With new AI use cases constantly emerging, the telco sector will increasingly leverage technology to improve products and services. However, the effectiveness of AI hinges on the quality of the data it learns from. Models trained on only a fraction of an organisation's data might overlook critical insights or generate "hallucinated" responses.
This means we’ll likely see more telcos utilising modern data architectures to underpin AI innovation. This will help them optimise networks, deliver more robust connectivity, and improve customer satisfaction. For consumers, that means more accessible interactions, fully digital engagement, fewer connection problems, and the kind of experience we expect from internet services.
How do you strike a balance between preserving valuable traditional practices and embracing technological innovation?
Many telcos have modernised and looked to the cloud to help them tackle rising data volumes and instant scalability. But certain types of information, such as customers' personally identifiable information (PII) or card information, will often require on-premises or in-country storage – to ensure organisations can maintain security and control over sensitive data and regulatory compliance.
We help customers address the complexity of running multiple concurrent workloads on different underlying infrastructures (like the public cloud and your data centre simultaneously) and make more informed decisions about their data architecture. We offer purpose-built data services allowing expansion across the data lifecycle, from the edge to AI, whether streaming massive data volumes (such as from the telecom network) or deploying and monitoring next-generation AI and ML models to help customers drive innovation.
What advice would you give to other businesses in traditional industries that are looking to leverage technology for growth and efficiency?
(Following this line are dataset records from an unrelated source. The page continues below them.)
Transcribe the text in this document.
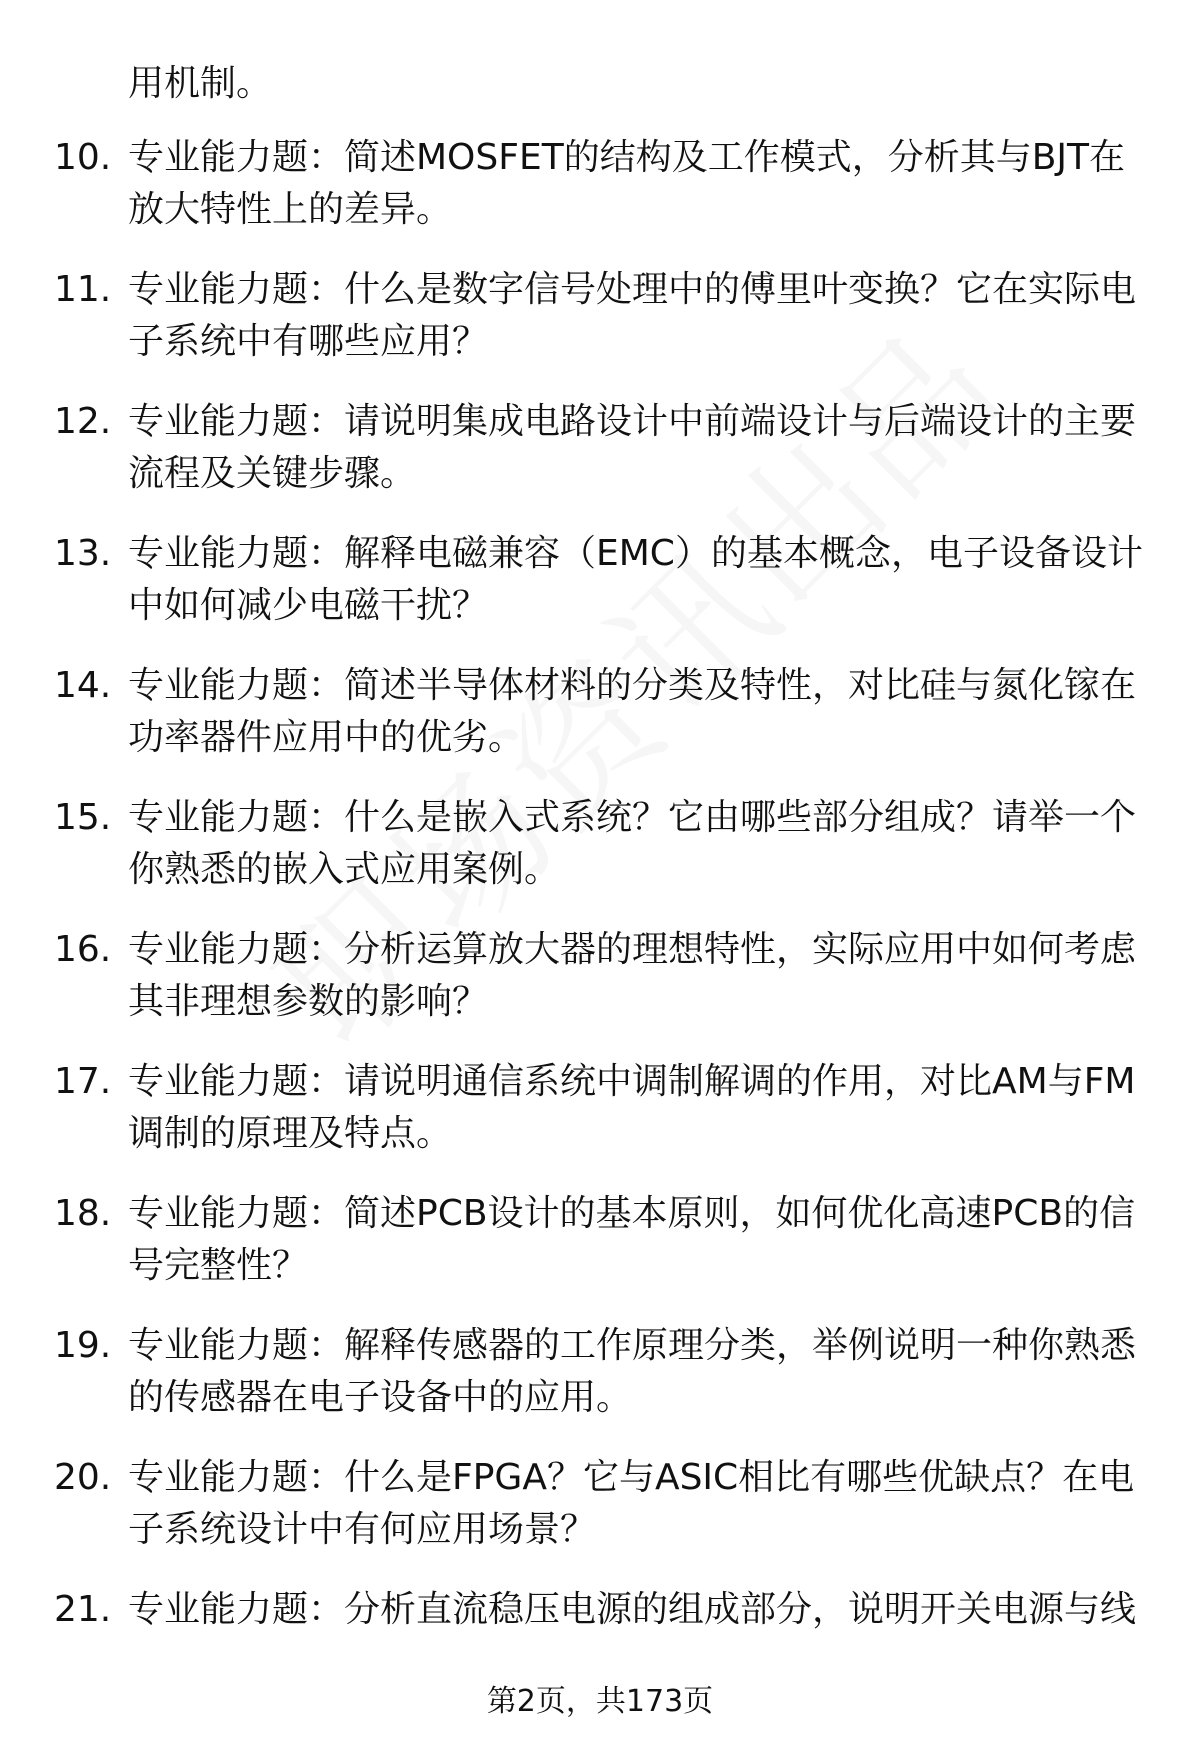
用机制。
10. 专业能力题：简述MOSFET的结构及工作模式，分析其与BJT在
放大特性上的差异。
11. 专业能力题：什么是数字信号处理中的傅里叶变换？它在实际电
子系统中有哪些应用？
12. 专业能力题：请说明集成电路设计中前端设计与后端设计的主要
流程及关键步骤。
13. 专业能力题：解释电磁兼容（EMC）的基本概念，电子设备设计
中如何减少电磁干扰？
14. 专业能力题：简述半导体材料的分类及特性，对比硅与氮化镓在
功率器件应用中的优劣。
15. 专业能力题：什么是嵌入式系统？它由哪些部分组成？请举一个
你熟悉的嵌入式应用案例。
16. 专业能力题：分析运算放大器的理想特性，实际应用中如何考虑
其非理想参数的影响？
17. 专业能力题：请说明通信系统中调制解调的作用，对比AM与FM
调制的原理及特点。
18. 专业能力题：简述PCB设计的基本原则，如何优化高速PCB的信
号完整性？
19. 专业能力题：解释传感器的工作原理分类，举例说明一种你熟悉
的传感器在电子设备中的应用。
20. 专业能力题：什么是FPGA？它与ASIC相比有哪些优缺点？在电
子系统设计中有何应用场景？
21. 专业能力题：分析直流稳压电源的组成部分，说明开关电源与线
第2页，共173页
AI-powered automation is already driving significant margin growth by reducing costs. This isn’t the future. It’s here right now. But to truly drive transformation, telcos must ensure accurate, high-quality, trusted data drive AI models and determine how to manage and govern massive volumes at scale. And not just in ad hoc instances in pockets of the organisation, but as a part of the business's infrastructure.
In your opinion, what emerging technologies should businesses in your industry be paying attention to?
Telcos must deploy AI from the network edge to their core businesses. In addition to embedding AI to support back office such as billing and payment processing, network operations, etc., and front office, for example, customer service, sales and marketing, etc. functions, this might take the form of using AI to automate predictive maintenance for edge devices, like Radio Access Network (RAN) base stations and towers or Wide Area Network (WAN) endpoints. It could involve optimising the way the fleet is deployed or developing an ability to schedule the routes they take dynamically. It might entail leveraging AI to improve core network infrastructure's availability, performance, and security, e.g., supporting dynamic traffic prediction and load balancing across network technologies, adaptive network configuration, fault prediction and avoidance, and power consumption.